Friday, July 08, 2005

What he said

In the excellent words of the Guardian:

Responding to the bombings "also involves trying to understand why people are drawn to commit such infamous and evil deeds, not merely tightening security to prevent them from happening again. And it means sticking resolutely to all the values that make an open society so worth living in, including tolerance and civil liberty."

Tariq Ali spells it out:

"The principal cause of this violence is the violence being inflicted on the people of the Muslim world. And unless this is recognised, the horrors will continue."

And Robin Cook* offers an alternative:

"The danger now is that the west's current response to the terrorist threat compounds that original error. So long as the struggle against terrorism is conceived as a war that can be won by military means, it is doomed to fail. The more the west emphasises confrontation, the more it silences moderate voices in the Muslim world who want to speak up for cooperation. Success will only come from isolating the terrorists and denying them support, funds and recruits, which means focusing more on our common ground with the Muslim world than on what divides us."
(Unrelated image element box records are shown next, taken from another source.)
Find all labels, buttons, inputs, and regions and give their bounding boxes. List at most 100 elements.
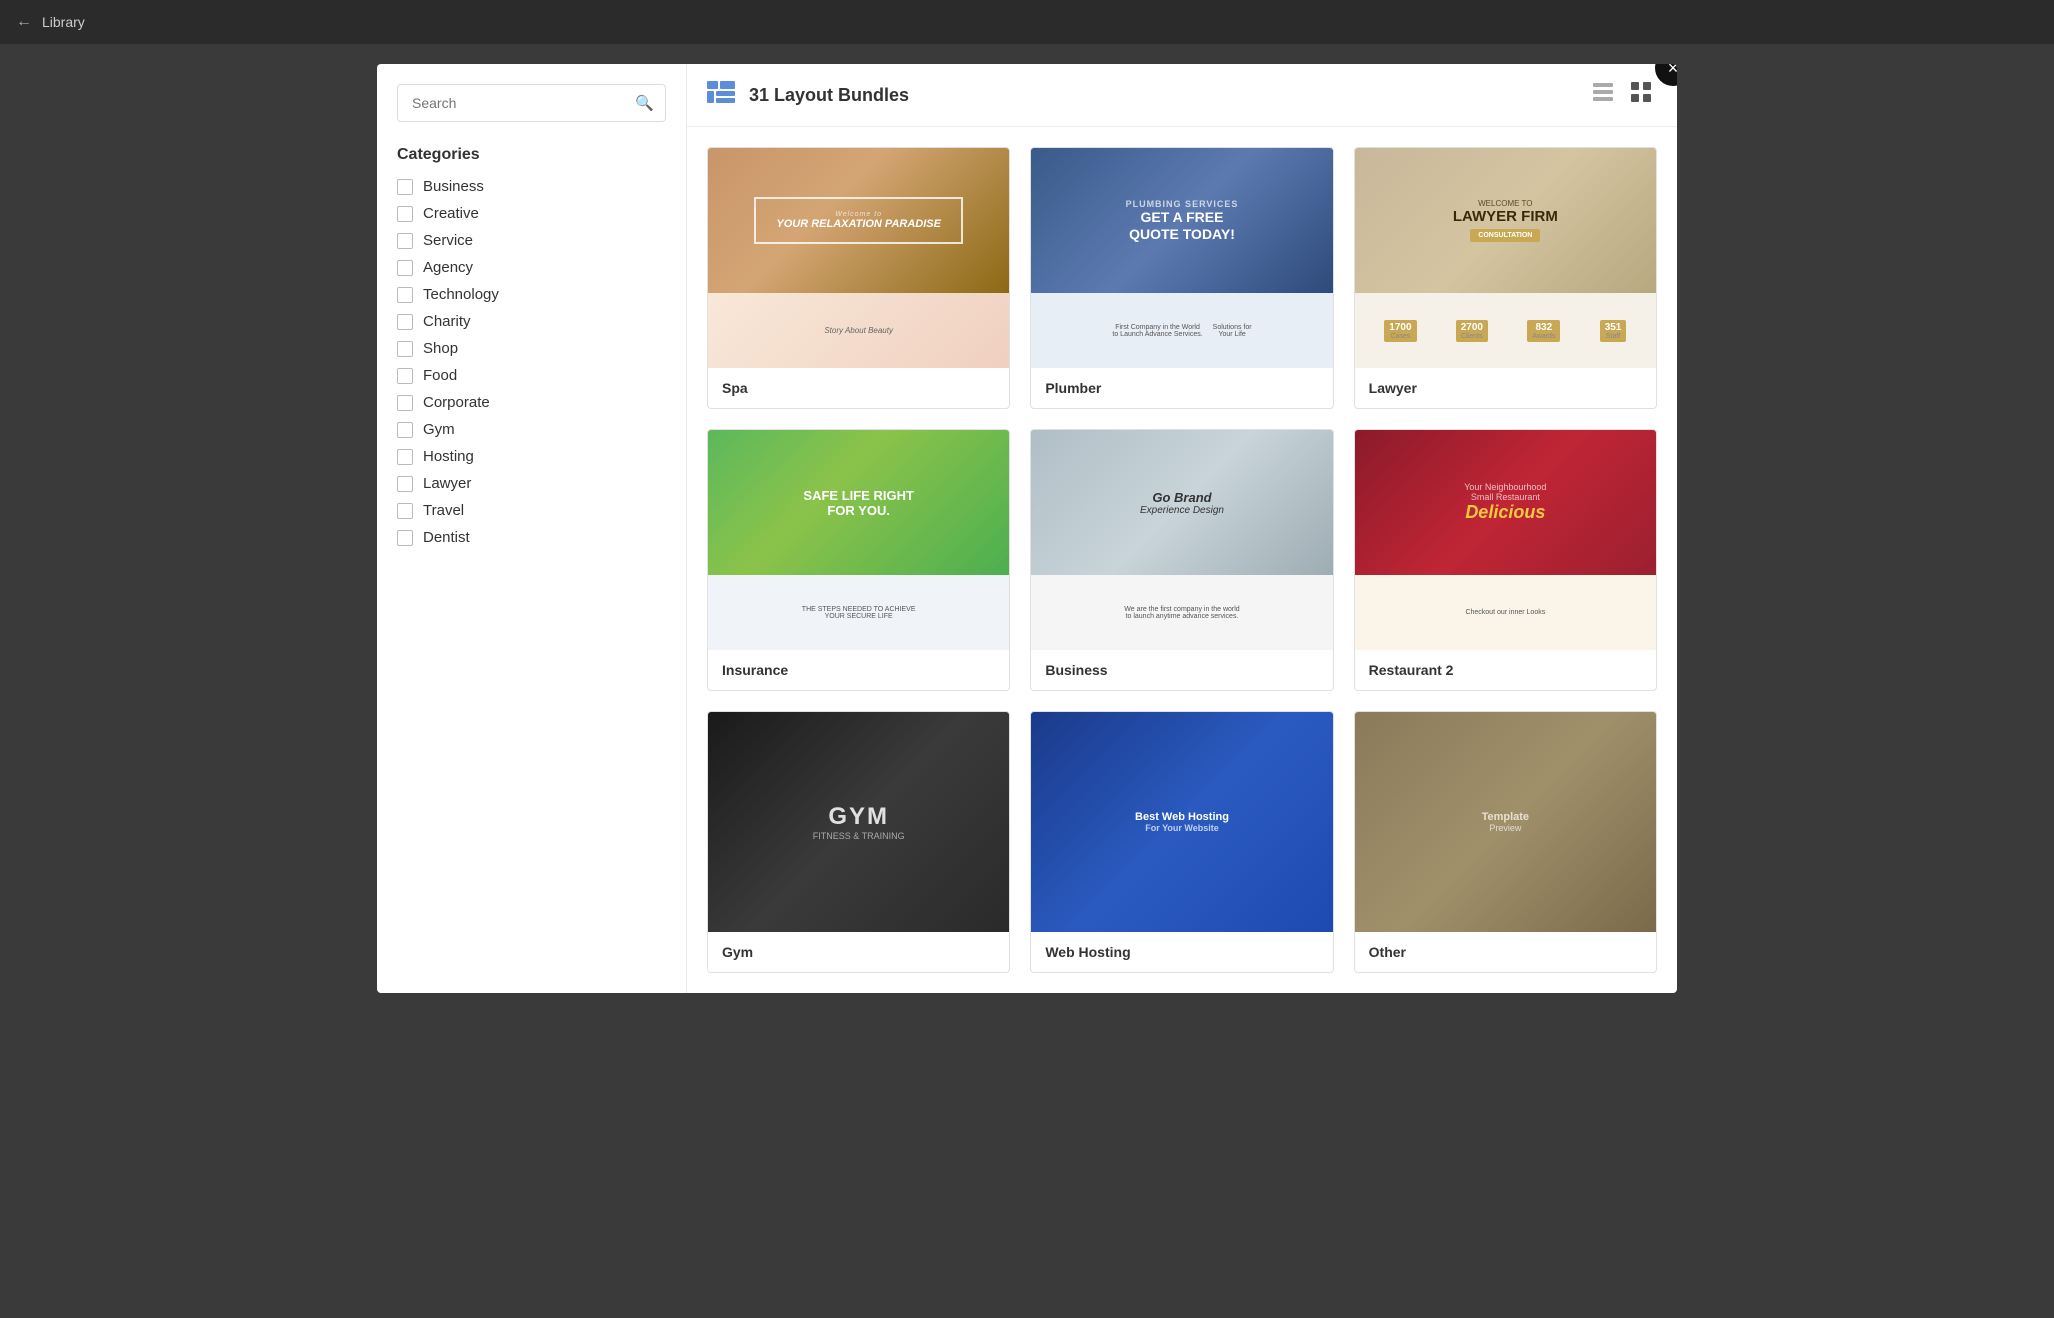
other-image: Template Preview — [1355, 712, 1656, 932]
category-item[interactable]: Travel — [397, 502, 666, 519]
template-card-footer-plumber: Plumber — [1031, 368, 1332, 408]
header-left: 31 Layout Bundles — [707, 81, 909, 109]
category-label-shop: Shop — [423, 340, 458, 357]
template-card-insurance[interactable]: SAFE LIFE RIGHTFOR YOU. THE STEPS NEEDED… — [707, 429, 1010, 691]
modal-overlay: × 🔍 Categories Business — [0, 44, 2054, 1318]
template-card-footer-spa: Spa — [708, 368, 1009, 408]
template-card-business[interactable]: PRO Go Brand Experience Design We are — [1030, 429, 1333, 691]
templates-grid: Welcome to YOUR RELAXATION PARADISE Stor… — [707, 147, 1657, 973]
template-card-hosting[interactable]: PRO Best Web Hosting For Your Website We… — [1030, 711, 1333, 973]
template-card-images-hosting: Best Web Hosting For Your Website — [1031, 712, 1332, 932]
modal: × 🔍 Categories Business — [377, 64, 1677, 993]
view-toggle — [1587, 80, 1657, 110]
category-item[interactable]: Technology — [397, 286, 666, 303]
restaurant2-image-bottom: Checkout our inner Looks — [1355, 575, 1656, 650]
template-card-spa[interactable]: Welcome to YOUR RELAXATION PARADISE Stor… — [707, 147, 1010, 409]
category-checkbox-agency[interactable] — [397, 260, 413, 276]
template-card-other[interactable]: PRO Template Preview Other — [1354, 711, 1657, 973]
category-label-lawyer: Lawyer — [423, 475, 471, 492]
restaurant2-image-top: Your NeighbourhoodSmall Restaurant Delic… — [1355, 430, 1656, 575]
category-checkbox-technology[interactable] — [397, 287, 413, 303]
category-label-food: Food — [423, 367, 457, 384]
insurance-image-bottom: THE STEPS NEEDED TO ACHIEVEYOUR SECURE L… — [708, 575, 1009, 650]
lawyer-image-top: WELCOME TO LAWYER FIRM CONSULTATION — [1355, 148, 1656, 293]
category-checkbox-business[interactable] — [397, 179, 413, 195]
category-label-agency: Agency — [423, 259, 473, 276]
grid-view-button[interactable] — [1625, 80, 1657, 110]
category-label-charity: Charity — [423, 313, 471, 330]
template-card-images-lawyer: WELCOME TO LAWYER FIRM CONSULTATION 1700… — [1355, 148, 1656, 368]
category-item[interactable]: Gym — [397, 421, 666, 438]
category-label-corporate: Corporate — [423, 394, 490, 411]
templates-grid-wrap: Welcome to YOUR RELAXATION PARADISE Stor… — [687, 127, 1677, 993]
template-card-plumber[interactable]: PLUMBING SERVICES GET A FREEQUOTE TODAY!… — [1030, 147, 1333, 409]
category-item[interactable]: Dentist — [397, 529, 666, 546]
template-card-images-plumber: PLUMBING SERVICES GET A FREEQUOTE TODAY!… — [1031, 148, 1332, 368]
template-card-restaurant2[interactable]: PRO Your NeighbourhoodSmall Restaurant D… — [1354, 429, 1657, 691]
template-card-footer-restaurant2: Restaurant 2 — [1355, 650, 1656, 690]
category-checkbox-gym[interactable] — [397, 422, 413, 438]
sidebar: 🔍 Categories Business Creative — [377, 64, 687, 993]
bundle-layout-icon — [707, 81, 735, 109]
template-card-footer-lawyer: Lawyer — [1355, 368, 1656, 408]
template-card-footer-gym: Gym — [708, 932, 1009, 972]
category-label-service: Service — [423, 232, 473, 249]
back-arrow-icon[interactable]: ← — [16, 13, 32, 31]
template-card-images-insurance: SAFE LIFE RIGHTFOR YOU. THE STEPS NEEDED… — [708, 430, 1009, 650]
category-label-gym: Gym — [423, 421, 455, 438]
category-item[interactable]: Service — [397, 232, 666, 249]
category-checkbox-dentist[interactable] — [397, 530, 413, 546]
business-image-top: Go Brand Experience Design — [1031, 430, 1332, 575]
top-bar: ← Library — [0, 0, 2054, 44]
content-header: 31 Layout Bundles — [687, 64, 1677, 127]
template-card-gym[interactable]: PRO GYM FITNESS & TRAINING Gym — [707, 711, 1010, 973]
search-input[interactable] — [397, 84, 666, 122]
category-label-dentist: Dentist — [423, 529, 470, 546]
template-card-footer-hosting: Web Hosting — [1031, 932, 1332, 972]
category-checkbox-service[interactable] — [397, 233, 413, 249]
category-checkbox-food[interactable] — [397, 368, 413, 384]
spa-image-bottom: Story About Beauty — [708, 293, 1009, 368]
template-card-images-restaurant2: Your NeighbourhoodSmall Restaurant Delic… — [1355, 430, 1656, 650]
template-card-images-other: Template Preview — [1355, 712, 1656, 932]
template-card-footer-business: Business — [1031, 650, 1332, 690]
category-item[interactable]: Food — [397, 367, 666, 384]
category-checkbox-creative[interactable] — [397, 206, 413, 222]
category-label-business: Business — [423, 178, 484, 195]
template-card-images-business: Go Brand Experience Design We are the fi… — [1031, 430, 1332, 650]
category-item[interactable]: Lawyer — [397, 475, 666, 492]
template-card-footer-insurance: Insurance — [708, 650, 1009, 690]
category-item[interactable]: Creative — [397, 205, 666, 222]
category-checkbox-hosting[interactable] — [397, 449, 413, 465]
template-card-lawyer[interactable]: PRO WELCOME TO LAWYER FIRM CONSULTATION — [1354, 147, 1657, 409]
hosting-image: Best Web Hosting For Your Website — [1031, 712, 1332, 932]
category-item[interactable]: Charity — [397, 313, 666, 330]
bundle-count-title: 31 Layout Bundles — [749, 85, 909, 106]
list-view-button[interactable] — [1587, 80, 1619, 110]
category-checkbox-travel[interactable] — [397, 503, 413, 519]
category-item[interactable]: Agency — [397, 259, 666, 276]
template-card-images-gym: GYM FITNESS & TRAINING — [708, 712, 1009, 932]
category-label-creative: Creative — [423, 205, 479, 222]
template-card-footer-other: Other — [1355, 932, 1656, 972]
category-checkbox-corporate[interactable] — [397, 395, 413, 411]
plumber-image-top: PLUMBING SERVICES GET A FREEQUOTE TODAY! — [1031, 148, 1332, 293]
category-item[interactable]: Shop — [397, 340, 666, 357]
categories-title: Categories — [397, 146, 666, 164]
business-image-bottom: We are the first company in the worldto … — [1031, 575, 1332, 650]
gym-image: GYM FITNESS & TRAINING — [708, 712, 1009, 932]
category-checkbox-charity[interactable] — [397, 314, 413, 330]
category-checkbox-shop[interactable] — [397, 341, 413, 357]
insurance-image-top: SAFE LIFE RIGHTFOR YOU. — [708, 430, 1009, 575]
category-item[interactable]: Hosting — [397, 448, 666, 465]
category-label-technology: Technology — [423, 286, 499, 303]
category-item[interactable]: Business — [397, 178, 666, 195]
template-card-images-spa: Welcome to YOUR RELAXATION PARADISE Stor… — [708, 148, 1009, 368]
category-item[interactable]: Corporate — [397, 394, 666, 411]
category-checkbox-lawyer[interactable] — [397, 476, 413, 492]
lawyer-image-bottom: 1700Cases 2700Clients 832Awards 351Staff — [1355, 293, 1656, 368]
category-label-travel: Travel — [423, 502, 464, 519]
category-list: Business Creative Service Agency — [397, 178, 666, 546]
spa-image-top: Welcome to YOUR RELAXATION PARADISE — [708, 148, 1009, 293]
plumber-image-bottom: First Company in the Worldto Launch Adva… — [1031, 293, 1332, 368]
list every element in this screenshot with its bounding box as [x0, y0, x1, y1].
My greatest fear is that the Bush agenda will win - that 7 July 2005 will be held up, along with the far greater atrocities of September 11, as a flag to rally support for ongoing aggression. Dudes, it's not working. Start over.

_____
* Note for Yanks** - not the thriller writer, but an MP and former Foreign Secretary, who has always opposed the war in Iraq.
** Yes, Jam, you too. Give me a handy patronising nickname that includes Southerners as well as North, and I'll consider switching, but till then...

2 comments:

Bill C said...

An assignment? I like assignments!
Hmm. Nope, nothing comes to mind. Fortunately I'm more mongrel than Southern: born in California, raised in Illinois, currently contributing to Florida humidity through copious donations of perspiration.

Yank will do (i.e. I *feel* patronized, do I look patronized?), but I'll keep pondering.

Bill C said...

I just noticed my parenthetical includes an instance of transatlantic divergence. Cool!